So You Want to Study in Germany

dpa/picture­alliance - University  Student  in  Library

So You Want to Study in Germany

International students make up almost 10 percent of the student body at German universities. One reason may be the many benefits German universities provide to applicants from abroad, including courses taught in English and competitive tuition prices.
by Caitlan Carroll
Germany makes it relatively easy for international students to enroll in degree programs. With low (sometimes free) tuitions, a variety of courses taught in English, and many scholarships available, it’s not a big surprise that nearly 250,000 international students attended school in Germany last year. The British Council’s 2011 “Global Gauge” survey named Germany as the most supportive country of international students based on research done with support from the Economist Intelligence Unit. The United Kingdom and the United States came in third and sixth place, respectively.
 
Although Germany provides many opportunities to international students looking for a degree, the university application and enrollment process can be a bit confusing. Luckily, there are resources available. Here’s a short guide to navigating the process.
 
What are the requirements?
 
The first requirement to apply for a Bachelor’s degree program at a German university is a high school diploma, or Hochschulzugangsberechtigung. In Germany, this is the Abitur. To apply for a Master’s degree program, you must have a university diploma. The German Academic Exchange Service (DAAD) offers a very helpful database that describes what type of paperwork and school accreditations Germany accepts from your home country.
 
For those without a recognized degree, Germany offers an assessment test called the Feststellungsprüfung.

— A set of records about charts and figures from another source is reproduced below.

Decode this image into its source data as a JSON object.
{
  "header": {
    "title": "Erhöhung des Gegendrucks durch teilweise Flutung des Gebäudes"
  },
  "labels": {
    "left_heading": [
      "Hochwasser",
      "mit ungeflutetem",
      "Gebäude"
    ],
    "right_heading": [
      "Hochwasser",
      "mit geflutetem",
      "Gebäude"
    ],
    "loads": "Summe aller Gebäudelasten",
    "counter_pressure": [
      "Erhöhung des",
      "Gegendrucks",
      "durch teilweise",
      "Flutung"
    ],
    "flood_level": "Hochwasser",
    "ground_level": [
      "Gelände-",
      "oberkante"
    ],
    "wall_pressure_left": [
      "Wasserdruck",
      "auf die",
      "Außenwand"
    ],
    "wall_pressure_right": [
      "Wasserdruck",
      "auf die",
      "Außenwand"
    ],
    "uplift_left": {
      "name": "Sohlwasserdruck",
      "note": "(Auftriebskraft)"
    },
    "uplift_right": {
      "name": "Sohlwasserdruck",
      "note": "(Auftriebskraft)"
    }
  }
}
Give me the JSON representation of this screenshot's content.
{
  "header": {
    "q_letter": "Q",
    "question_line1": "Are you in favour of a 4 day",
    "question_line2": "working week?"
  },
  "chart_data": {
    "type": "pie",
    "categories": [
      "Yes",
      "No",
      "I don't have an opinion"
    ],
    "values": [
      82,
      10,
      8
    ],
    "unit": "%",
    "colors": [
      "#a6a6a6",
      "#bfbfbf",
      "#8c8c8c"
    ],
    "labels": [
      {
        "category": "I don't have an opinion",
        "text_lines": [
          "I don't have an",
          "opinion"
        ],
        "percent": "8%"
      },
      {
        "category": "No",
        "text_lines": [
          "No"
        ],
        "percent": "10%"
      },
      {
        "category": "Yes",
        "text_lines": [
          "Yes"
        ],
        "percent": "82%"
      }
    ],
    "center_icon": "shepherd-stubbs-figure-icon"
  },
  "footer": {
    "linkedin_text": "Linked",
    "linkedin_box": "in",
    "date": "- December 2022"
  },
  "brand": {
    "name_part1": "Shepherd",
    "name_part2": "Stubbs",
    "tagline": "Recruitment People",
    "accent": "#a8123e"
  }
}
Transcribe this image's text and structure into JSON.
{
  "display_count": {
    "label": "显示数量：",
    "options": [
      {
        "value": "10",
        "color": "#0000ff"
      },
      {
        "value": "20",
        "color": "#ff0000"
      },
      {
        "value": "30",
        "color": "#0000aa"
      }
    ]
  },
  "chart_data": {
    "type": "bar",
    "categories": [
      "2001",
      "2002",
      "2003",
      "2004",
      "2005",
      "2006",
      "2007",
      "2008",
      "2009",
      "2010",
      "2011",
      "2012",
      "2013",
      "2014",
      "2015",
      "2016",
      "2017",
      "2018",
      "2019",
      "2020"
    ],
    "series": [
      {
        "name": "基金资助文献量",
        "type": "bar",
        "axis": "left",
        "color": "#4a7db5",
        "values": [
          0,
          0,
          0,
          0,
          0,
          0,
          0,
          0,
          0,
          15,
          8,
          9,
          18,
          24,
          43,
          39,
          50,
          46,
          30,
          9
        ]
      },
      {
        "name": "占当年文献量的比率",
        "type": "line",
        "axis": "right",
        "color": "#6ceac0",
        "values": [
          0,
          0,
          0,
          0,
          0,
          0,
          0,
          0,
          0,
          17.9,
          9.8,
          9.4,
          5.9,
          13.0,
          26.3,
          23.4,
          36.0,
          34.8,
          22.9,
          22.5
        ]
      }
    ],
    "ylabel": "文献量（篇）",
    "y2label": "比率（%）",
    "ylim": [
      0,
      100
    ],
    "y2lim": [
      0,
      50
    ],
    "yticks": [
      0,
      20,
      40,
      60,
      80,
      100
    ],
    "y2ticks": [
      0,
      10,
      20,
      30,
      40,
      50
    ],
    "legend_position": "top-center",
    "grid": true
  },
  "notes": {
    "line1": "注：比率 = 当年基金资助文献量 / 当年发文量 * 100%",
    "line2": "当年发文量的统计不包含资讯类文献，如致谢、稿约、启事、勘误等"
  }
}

Classes are available to prepare for this assessment exam at most universities. The studienkolleg website offers a list of different universities that offer the prep courses.
 
Universities often require proof of German language skills and a minimum grade point average in previous studies. More information on the possible requirements can be found on the Study in Germany website.
 
Where to apply?
 
According to the DAAD, where you can apply depends on three main factors: the subject you wish to study, where you received your school-leaving certificate and what type of degree you are interested in. DAAD uses a chart to demonstrate which path is best to take depending on your goals. For instance, some degree programs allow students to apply directly to universities, while medicine, pharmacy, veterinary medicine and dentistry fields have a centrally regulated admissions policy that applies to all of Germany.
 
Is my application complete?
 
Because of the increasing number of foreign students applying to universities in Germany, the uni-assist system was developed. The uni-assist website helps students to ensure their applications are complete and provides a filter for universities to select and process the large number of applications from abroad. Not all universities use this system, but many do. It can be a helpful way to make sure you have included all of the information needed.
 
Final tips?
 
Apply early, at least six weeks before the deadline. That way if any information is missing, you have time to get it in before the final due date. The university selection process is very competitive in Germany. It’s best to have your application be first in line.